Pegou a espada e começou uma seqüência de golpes que daria inveja a qualquer lutador. Não parou quando ouviu a porta deslizar.
"Você me parece nervoso, Xiaolang. Algo o aflige?".
A voz de Eriol foi como uma faísca num rastilho de pólvora. Li só percebeu o que estava fazendo depois de ter acertado um soco direto no rosto do companheiro. Aquilo, com certeza, fora um golpe baixo, mas estava se sentindo bem melhor.
"Pode me dizer por que me bateu?", o médico continuava tranqüilo, apesar da súbita explosão de Xiaolang.
"Fiquei com vontade", foi a resposta.
"Ah... Quer dizer que quando acorda com vontade de socar alguém, você vai lá e bate? É isso?", Eriol perguntou enquanto juntava seus óculos, que haviam caído no chão.
"Não, não é isso. E você sabe muito bem".
"O que eu sei muito bem?".
"Ora, Eriol! Não se faça de desentendido, pois sei muito bem que de tolo você não tem nada. Você está fazendo isso de propósito!", exclamou Xiaolang, muito zangado.
"O que eu estou fazendo de propósito?".
"Se você continuar com isso, eu vou lhe bater outra vez...", o guerreiro ameaçou, mas o médico apenas riu.
"Admita que está com ciúmes, meu caro!".
"Eu?!", Xiaolang estarreceu-se. "Com ciúmes?! Você está delirando!".
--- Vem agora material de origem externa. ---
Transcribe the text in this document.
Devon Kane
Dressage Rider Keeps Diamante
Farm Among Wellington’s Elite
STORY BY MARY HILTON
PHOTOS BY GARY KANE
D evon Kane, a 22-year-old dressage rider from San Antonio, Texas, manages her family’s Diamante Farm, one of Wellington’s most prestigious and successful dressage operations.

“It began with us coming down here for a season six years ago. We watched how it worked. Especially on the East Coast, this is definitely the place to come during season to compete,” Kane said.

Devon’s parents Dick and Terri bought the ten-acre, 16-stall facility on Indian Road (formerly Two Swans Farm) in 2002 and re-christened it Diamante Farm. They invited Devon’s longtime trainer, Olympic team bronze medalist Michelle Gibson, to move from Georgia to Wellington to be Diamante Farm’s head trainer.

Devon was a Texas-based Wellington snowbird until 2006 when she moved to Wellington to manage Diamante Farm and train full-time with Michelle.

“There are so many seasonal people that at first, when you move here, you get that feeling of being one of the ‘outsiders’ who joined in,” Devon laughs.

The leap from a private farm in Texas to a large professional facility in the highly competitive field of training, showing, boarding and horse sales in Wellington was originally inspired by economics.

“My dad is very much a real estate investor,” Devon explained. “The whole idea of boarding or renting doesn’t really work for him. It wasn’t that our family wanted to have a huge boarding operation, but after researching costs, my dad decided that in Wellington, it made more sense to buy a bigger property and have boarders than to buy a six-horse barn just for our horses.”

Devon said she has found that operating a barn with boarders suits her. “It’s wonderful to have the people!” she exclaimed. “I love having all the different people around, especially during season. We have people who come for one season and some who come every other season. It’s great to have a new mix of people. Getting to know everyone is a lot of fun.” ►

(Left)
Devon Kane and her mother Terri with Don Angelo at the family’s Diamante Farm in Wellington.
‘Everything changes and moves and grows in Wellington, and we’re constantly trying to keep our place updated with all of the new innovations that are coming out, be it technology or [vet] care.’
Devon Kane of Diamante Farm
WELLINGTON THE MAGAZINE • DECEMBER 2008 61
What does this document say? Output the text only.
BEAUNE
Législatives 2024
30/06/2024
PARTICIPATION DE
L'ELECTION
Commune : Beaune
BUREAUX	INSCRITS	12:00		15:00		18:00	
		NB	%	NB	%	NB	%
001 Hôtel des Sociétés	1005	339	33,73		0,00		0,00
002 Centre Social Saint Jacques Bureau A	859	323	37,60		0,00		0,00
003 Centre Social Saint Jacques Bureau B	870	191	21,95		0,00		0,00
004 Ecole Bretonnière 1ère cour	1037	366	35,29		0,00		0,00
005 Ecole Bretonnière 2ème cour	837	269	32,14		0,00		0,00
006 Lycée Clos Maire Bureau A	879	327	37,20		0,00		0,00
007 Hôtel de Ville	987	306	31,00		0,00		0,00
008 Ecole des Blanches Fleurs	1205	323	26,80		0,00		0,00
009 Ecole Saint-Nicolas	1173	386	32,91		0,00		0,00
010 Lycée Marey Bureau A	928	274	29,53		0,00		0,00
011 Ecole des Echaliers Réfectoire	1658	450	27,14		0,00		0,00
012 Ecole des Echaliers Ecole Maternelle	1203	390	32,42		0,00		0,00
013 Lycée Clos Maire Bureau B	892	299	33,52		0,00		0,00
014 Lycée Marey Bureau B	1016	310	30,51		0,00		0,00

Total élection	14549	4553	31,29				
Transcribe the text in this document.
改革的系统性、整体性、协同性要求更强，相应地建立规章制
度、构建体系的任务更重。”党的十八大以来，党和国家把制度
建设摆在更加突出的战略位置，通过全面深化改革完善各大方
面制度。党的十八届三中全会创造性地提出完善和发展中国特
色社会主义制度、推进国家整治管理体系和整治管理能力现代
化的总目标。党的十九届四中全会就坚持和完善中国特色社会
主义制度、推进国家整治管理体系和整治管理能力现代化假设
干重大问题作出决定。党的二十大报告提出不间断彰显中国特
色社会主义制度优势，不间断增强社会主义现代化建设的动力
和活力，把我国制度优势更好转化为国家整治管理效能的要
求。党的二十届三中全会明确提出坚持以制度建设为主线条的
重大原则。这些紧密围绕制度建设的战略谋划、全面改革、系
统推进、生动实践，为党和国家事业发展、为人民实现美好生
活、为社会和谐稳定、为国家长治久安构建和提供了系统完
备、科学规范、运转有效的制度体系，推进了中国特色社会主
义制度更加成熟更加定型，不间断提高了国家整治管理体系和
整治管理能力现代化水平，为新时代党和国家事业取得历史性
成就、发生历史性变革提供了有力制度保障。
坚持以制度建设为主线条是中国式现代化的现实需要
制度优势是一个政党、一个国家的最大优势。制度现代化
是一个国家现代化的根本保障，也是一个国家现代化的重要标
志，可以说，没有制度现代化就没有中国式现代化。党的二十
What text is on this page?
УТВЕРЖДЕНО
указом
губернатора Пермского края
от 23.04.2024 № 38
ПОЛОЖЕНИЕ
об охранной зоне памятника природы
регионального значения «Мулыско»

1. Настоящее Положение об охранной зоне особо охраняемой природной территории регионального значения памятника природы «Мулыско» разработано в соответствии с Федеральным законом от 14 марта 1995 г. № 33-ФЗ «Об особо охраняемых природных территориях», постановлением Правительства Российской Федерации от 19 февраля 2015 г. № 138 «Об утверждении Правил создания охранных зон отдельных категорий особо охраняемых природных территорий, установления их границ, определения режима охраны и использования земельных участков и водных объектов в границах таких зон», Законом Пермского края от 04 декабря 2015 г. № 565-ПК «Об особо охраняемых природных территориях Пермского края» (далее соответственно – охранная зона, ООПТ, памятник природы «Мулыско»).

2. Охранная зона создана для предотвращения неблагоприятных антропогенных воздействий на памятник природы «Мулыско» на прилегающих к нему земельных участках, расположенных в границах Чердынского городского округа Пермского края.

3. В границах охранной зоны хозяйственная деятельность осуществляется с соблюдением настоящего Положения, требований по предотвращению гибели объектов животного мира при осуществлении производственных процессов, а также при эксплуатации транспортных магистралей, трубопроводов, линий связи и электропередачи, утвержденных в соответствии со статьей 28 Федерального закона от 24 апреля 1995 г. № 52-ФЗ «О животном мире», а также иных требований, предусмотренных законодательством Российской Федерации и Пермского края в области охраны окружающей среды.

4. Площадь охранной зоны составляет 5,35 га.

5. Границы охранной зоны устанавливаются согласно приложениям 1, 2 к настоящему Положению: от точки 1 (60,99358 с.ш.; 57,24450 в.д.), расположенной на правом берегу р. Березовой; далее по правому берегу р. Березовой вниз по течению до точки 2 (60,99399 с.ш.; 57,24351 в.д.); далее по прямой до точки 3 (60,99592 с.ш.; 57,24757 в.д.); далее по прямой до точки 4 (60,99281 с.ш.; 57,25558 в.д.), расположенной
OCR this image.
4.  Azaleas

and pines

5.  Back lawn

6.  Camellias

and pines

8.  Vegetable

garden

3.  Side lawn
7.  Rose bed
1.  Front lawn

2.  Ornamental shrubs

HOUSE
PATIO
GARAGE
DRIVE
"Não estou delirando, amigo. Estou coberto de razão. Você está com ciúmes da Srta. Kinomoto. Porque ela passa mais tempo comigo do que com você". Eriol falou isso com calma, como se comentasse a respeito do tempo.
"Não estou com ciúmes de Sakura...", Li falou por entre os dentes.
"Então me dê um bom motivo para ter me batido". Eriol cruzou os braços.
Xiaolang abriu a boca para responder, mas nada saiu. Mas o que poderia dizer afinal? Sentia vontade de bater em Eriol desde que descobrira sobre aqueles passeios vespertinos. Queria estar no lugar do amigo, de braços dados com Sakura, aproveitando o calor da tarde, sentir-se vivo novamente e não ficar preso ali entre as sombras.
"Você gosta dela, Xiaolang". Não era uma pergunta. Era uma afirmação.
"Mas isso não vai mudar em nada minha condição".
"Não, não vai. Mas fará você perceber o mundo por um novo ângulo. E se por um acaso do destino, eu não conseguir curá-lo... Você terá Sakura ao seu lado".
"Não quero que ela fique comigo por piedade, Eriol".
"E como vai saber que ela sente apenas piedade por você, se não a deixa se aproximar?".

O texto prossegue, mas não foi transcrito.